Hohe Emotionalität im Innenministerium – leider in die falsche Richtung kanalisiert
Im heutigen Artikel in der Saarbrücker Zeitung „Ministerium prüft: Wie laut sind Kampfjets über dem Saarland wirklich?“ lässt ein Referatsleiter im Innenministerium seinen ganzen Frust und Ärger ab. Das ist nicht verwunderlich, muss er doch den Frust und Ärger werktäglich terrorisierter Bürger (außer am gestrigen Gauck-Mittwoch) schlucken und hat offenbar zu wenig Unterstützung in der Landesregierung. Dabei könnte der Tag im fast komplett verschonten Saarbrücken doch so harmonisch sein. Schauen wir uns seine Vorwürfe genauer an:
Viele Saarländer leben in und um Saarbrücken, wo nur selten Kampfjets zu hören sind. Die Erkenntnisse der Landesregierung, wer den Lärm als belastend empfindet, stützen sich auf Beschwerdezahlen. Viele kennen immer noch nicht die Beschwerdenummern beim Luftwaffenamt und der Landesregierung, sprechen nicht auf einen Anrufbeantworter oder resignieren nach einigen Anrufen, nach denen sich nichts verbessert.
Das ist auswendig gelernter O-Ton des Verteidigungsministeriums und die Standardvernebelungstaktik. Wir wissen nicht, wie oft wir es noch wiederholen sollen: Eine generelle Übungsnotwendigkeit rechtfertigt nicht die Konzentration des Kampfjetslärm in unserer Region. Dass Nationen mit großen Einöden über unserer dicht besiedeltem Heimat mit Kampfjets üben, ist nicht mit „die müssen doch üben“ zu rechtfertigen. Das können sie auch in Nevada. Also bitte zurück zum Thema Kampfjetlärm.

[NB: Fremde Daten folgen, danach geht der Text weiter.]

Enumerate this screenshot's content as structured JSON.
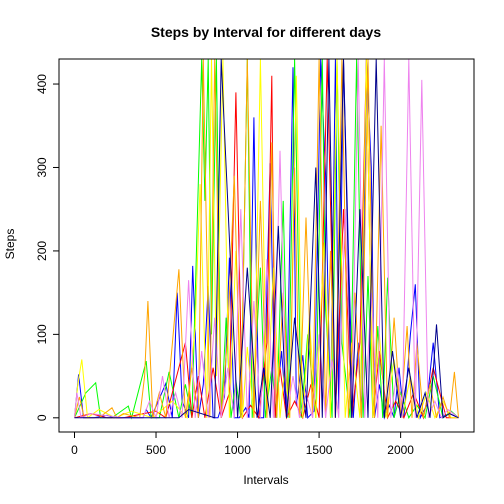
{
  "chart_data": {
    "type": "line",
    "title": "Steps by Interval for different days",
    "xlabel": "Intervals",
    "ylabel": "Steps",
    "xlim": [
      -95,
      2450
    ],
    "ylim": [
      -17,
      430
    ],
    "x_ticks": [
      0,
      500,
      1000,
      1500,
      2000
    ],
    "y_ticks": [
      0,
      100,
      200,
      300,
      400
    ],
    "grid": false,
    "legend": "none",
    "series": [
      {
        "color": "#0000ff",
        "x": [
          0,
          25,
          55,
          120,
          200,
          240,
          420,
          440,
          470,
          560,
          600,
          630,
          660,
          700,
          725,
          760,
          790,
          820,
          850,
          880,
          920,
          950,
          980,
          1010,
          1050,
          1070,
          1100,
          1130,
          1160,
          1200,
          1230,
          1270,
          1300,
          1340,
          1360,
          1400,
          1430,
          1470,
          1510,
          1540,
          1570,
          1600,
          1620,
          1650,
          1680,
          1710,
          1740,
          1760,
          1790,
          1820,
          1840,
          1870,
          1900,
          1930,
          1960,
          1990,
          2020,
          2060,
          2090,
          2120,
          2160,
          2200,
          2240,
          2300,
          2355
        ],
        "y": [
          0,
          52,
          0,
          0,
          3,
          0,
          0,
          10,
          0,
          41,
          0,
          150,
          20,
          0,
          182,
          0,
          40,
          158,
          0,
          0,
          25,
          192,
          0,
          0,
          12,
          0,
          360,
          0,
          0,
          305,
          0,
          80,
          0,
          420,
          15,
          75,
          0,
          8,
          430,
          290,
          0,
          430,
          10,
          430,
          200,
          0,
          90,
          0,
          430,
          300,
          0,
          40,
          0,
          15,
          0,
          60,
          0,
          100,
          160,
          0,
          15,
          90,
          0,
          5,
          0
        ]
      },
      {
        "color": "#00ff00",
        "x": [
          0,
          70,
          130,
          160,
          230,
          330,
          350,
          440,
          470,
          520,
          580,
          640,
          680,
          720,
          780,
          800,
          820,
          840,
          870,
          900,
          930,
          960,
          990,
          1020,
          1060,
          1090,
          1140,
          1170,
          1210,
          1240,
          1280,
          1310,
          1350,
          1390,
          1430,
          1480,
          1520,
          1540,
          1580,
          1610,
          1640,
          1690,
          1730,
          1770,
          1800,
          1830,
          1860,
          1890,
          1920,
          1960,
          2000,
          2050,
          2100,
          2150,
          2200,
          2260,
          2310,
          2355
        ],
        "y": [
          0,
          30,
          42,
          0,
          0,
          14,
          0,
          68,
          0,
          0,
          55,
          0,
          40,
          0,
          430,
          260,
          430,
          100,
          430,
          0,
          120,
          0,
          45,
          0,
          430,
          0,
          180,
          0,
          60,
          0,
          260,
          0,
          430,
          0,
          100,
          0,
          430,
          130,
          0,
          430,
          90,
          0,
          430,
          0,
          170,
          0,
          110,
          0,
          168,
          0,
          30,
          0,
          15,
          0,
          50,
          0,
          8,
          0
        ]
      },
      {
        "color": "#ff0000",
        "x": [
          0,
          100,
          200,
          300,
          500,
          560,
          600,
          680,
          720,
          760,
          800,
          850,
          900,
          950,
          990,
          1030,
          1080,
          1130,
          1180,
          1210,
          1230,
          1260,
          1300,
          1350,
          1400,
          1450,
          1500,
          1550,
          1600,
          1650,
          1700,
          1750,
          1790,
          1830,
          1870,
          1920,
          1970,
          2020,
          2080,
          2140,
          2200,
          2280,
          2355
        ],
        "y": [
          0,
          5,
          0,
          0,
          8,
          0,
          30,
          90,
          0,
          50,
          0,
          60,
          0,
          30,
          390,
          0,
          15,
          0,
          90,
          410,
          0,
          60,
          0,
          20,
          0,
          40,
          0,
          430,
          0,
          250,
          0,
          90,
          430,
          0,
          80,
          0,
          20,
          0,
          30,
          0,
          60,
          0,
          0
        ]
      },
      {
        "color": "#ffff00",
        "x": [
          0,
          20,
          45,
          80,
          150,
          250,
          350,
          480,
          600,
          690,
          740,
          770,
          810,
          840,
          870,
          910,
          950,
          990,
          1030,
          1060,
          1100,
          1140,
          1180,
          1220,
          1260,
          1290,
          1320,
          1360,
          1400,
          1440,
          1480,
          1530,
          1570,
          1610,
          1660,
          1700,
          1750,
          1790,
          1830,
          1870,
          1910,
          1960,
          2010,
          2060,
          2110,
          2160,
          2210,
          2260,
          2310,
          2355
        ],
        "y": [
          0,
          40,
          70,
          0,
          10,
          0,
          8,
          0,
          20,
          0,
          110,
          280,
          0,
          430,
          50,
          430,
          0,
          200,
          0,
          85,
          0,
          430,
          0,
          180,
          0,
          60,
          0,
          410,
          0,
          120,
          0,
          210,
          0,
          430,
          0,
          90,
          0,
          430,
          0,
          100,
          0,
          70,
          0,
          50,
          0,
          30,
          0,
          20,
          0,
          0
        ]
      },
      {
        "color": "#ffa500",
        "x": [
          0,
          30,
          60,
          150,
          230,
          260,
          300,
          400,
          430,
          450,
          480,
          520,
          560,
          640,
          680,
          720,
          760,
          790,
          830,
          860,
          900,
          940,
          980,
          1020,
          1060,
          1100,
          1140,
          1180,
          1210,
          1240,
          1280,
          1320,
          1350,
          1380,
          1420,
          1460,
          1500,
          1540,
          1570,
          1600,
          1640,
          1680,
          1720,
          1760,
          1800,
          1840,
          1880,
          1920,
          1960,
          2000,
          2040,
          2070,
          2100,
          2140,
          2180,
          2220,
          2260,
          2300,
          2330,
          2355
        ],
        "y": [
          0,
          25,
          0,
          0,
          12,
          0,
          5,
          0,
          50,
          140,
          0,
          30,
          0,
          178,
          0,
          60,
          0,
          430,
          0,
          430,
          0,
          100,
          290,
          0,
          430,
          0,
          260,
          0,
          330,
          0,
          150,
          0,
          300,
          0,
          240,
          0,
          430,
          0,
          200,
          0,
          430,
          0,
          150,
          0,
          430,
          0,
          350,
          0,
          120,
          0,
          110,
          0,
          90,
          0,
          40,
          0,
          25,
          0,
          55,
          0
        ]
      },
      {
        "color": "#ee82ee",
        "x": [
          0,
          15,
          40,
          100,
          300,
          420,
          460,
          500,
          540,
          580,
          620,
          660,
          700,
          740,
          780,
          820,
          860,
          900,
          940,
          980,
          1020,
          1060,
          1100,
          1140,
          1180,
          1220,
          1260,
          1300,
          1340,
          1380,
          1420,
          1460,
          1500,
          1540,
          1580,
          1620,
          1660,
          1700,
          1740,
          1780,
          1820,
          1860,
          1900,
          1940,
          1980,
          2010,
          2050,
          2090,
          2130,
          2170,
          2210,
          2250,
          2290,
          2355
        ],
        "y": [
          0,
          30,
          0,
          5,
          0,
          0,
          20,
          0,
          50,
          0,
          30,
          0,
          165,
          0,
          80,
          0,
          120,
          0,
          60,
          0,
          250,
          0,
          140,
          0,
          190,
          0,
          320,
          0,
          50,
          0,
          30,
          0,
          100,
          0,
          70,
          0,
          250,
          0,
          430,
          0,
          150,
          0,
          430,
          0,
          60,
          0,
          430,
          0,
          405,
          0,
          20,
          0,
          10,
          0
        ]
      },
      {
        "color": "#00008b",
        "x": [
          0,
          200,
          400,
          640,
          700,
          860,
          900,
          1000,
          1060,
          1120,
          1160,
          1200,
          1250,
          1300,
          1350,
          1420,
          1480,
          1520,
          1560,
          1600,
          1650,
          1700,
          1750,
          1800,
          1850,
          1900,
          1950,
          2000,
          2050,
          2100,
          2150,
          2180,
          2220,
          2260,
          2300,
          2355
        ],
        "y": [
          0,
          0,
          0,
          0,
          10,
          0,
          430,
          0,
          180,
          0,
          60,
          0,
          230,
          0,
          120,
          0,
          300,
          0,
          430,
          0,
          430,
          0,
          250,
          0,
          430,
          0,
          80,
          0,
          60,
          0,
          30,
          0,
          112,
          0,
          5,
          0
        ]
      }
    ]
  }
}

Dass die Mehrheit der Bundesbürger den Angriffskrieg in Afghanistan ablehnt, für den die US-Piloten hier angeblich üben, ist ein anderes Thema und sollte in anderem Zusammenhang diskutiert werden.

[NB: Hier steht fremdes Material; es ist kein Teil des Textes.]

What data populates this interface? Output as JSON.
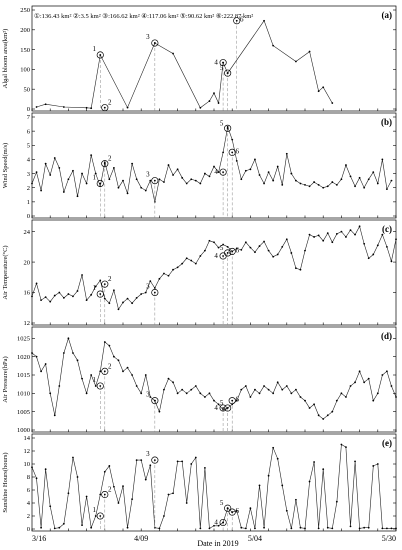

Darauf warten wir ehrlich gesagt schon lange. Nach Ghandis Phasenmodell „Erst ignorieren sie dich, dann lachen sie über dich, dann bekämpfen sie dich, dann hast du gewonnen“ ist die Bekämpfungsphase längst überfällig. Gut, dass der Referatsleiter den Angriff so transparent durchführt: Er zitiert möglicherweise¹ ein Lärmopfer in einer Phase ohnmächtiger Wut, das wegen der massiven Lärmkonzentration in ständiger ärztlicher Behandlung ist (mit Attest). Der Angriff zeigt mehr als deutlich, dass bereits einzelne Mitarbeiter der Landesregierung an ihrer Ohnmacht zerbrechen und ihre angestauten Emotionen nur in Richtung der Opfer entladen zu können glauben. Der Referatsleiter ist so wenig bösartig wie die Opfer des Kampfjetlärms sondern selbst ein Opfer der groben Ungerechtigkeit bei der Verteilung dessen.
Dass ein Referatsleiter so emotional um sich schießt, zeigt die schwierige Lage, in der er und die Landesregierung stecken. Es ist nun einmal kein Geheimnis, dass das Saarland zur Müllkippe des Militärs verkommen ist und besonders die US-Hörigkeit von Rheinland-Pfalz mit weiträumig zerstörter Lebensqualität und sabotiertem Tourismus im Norden und Osten bezahlen muss. Die Parteiräson verbietet es, in Berlin selbstbewusst aufzutreten und Gleichbehandlung der Saarländer mit den anderen Bürgern in Deutschland zu fordern. Es gibt dazu aber keine Alternative, und der Punkt im Koalitionsvertrag zur Verminderung des Kriegslärms verschwindet nicht so einfach. Jeder kann ihn nachlesen. Ein mit den Füßen getretenes Grundgesetz kann nicht die Basis für zufriedene Bürger sein.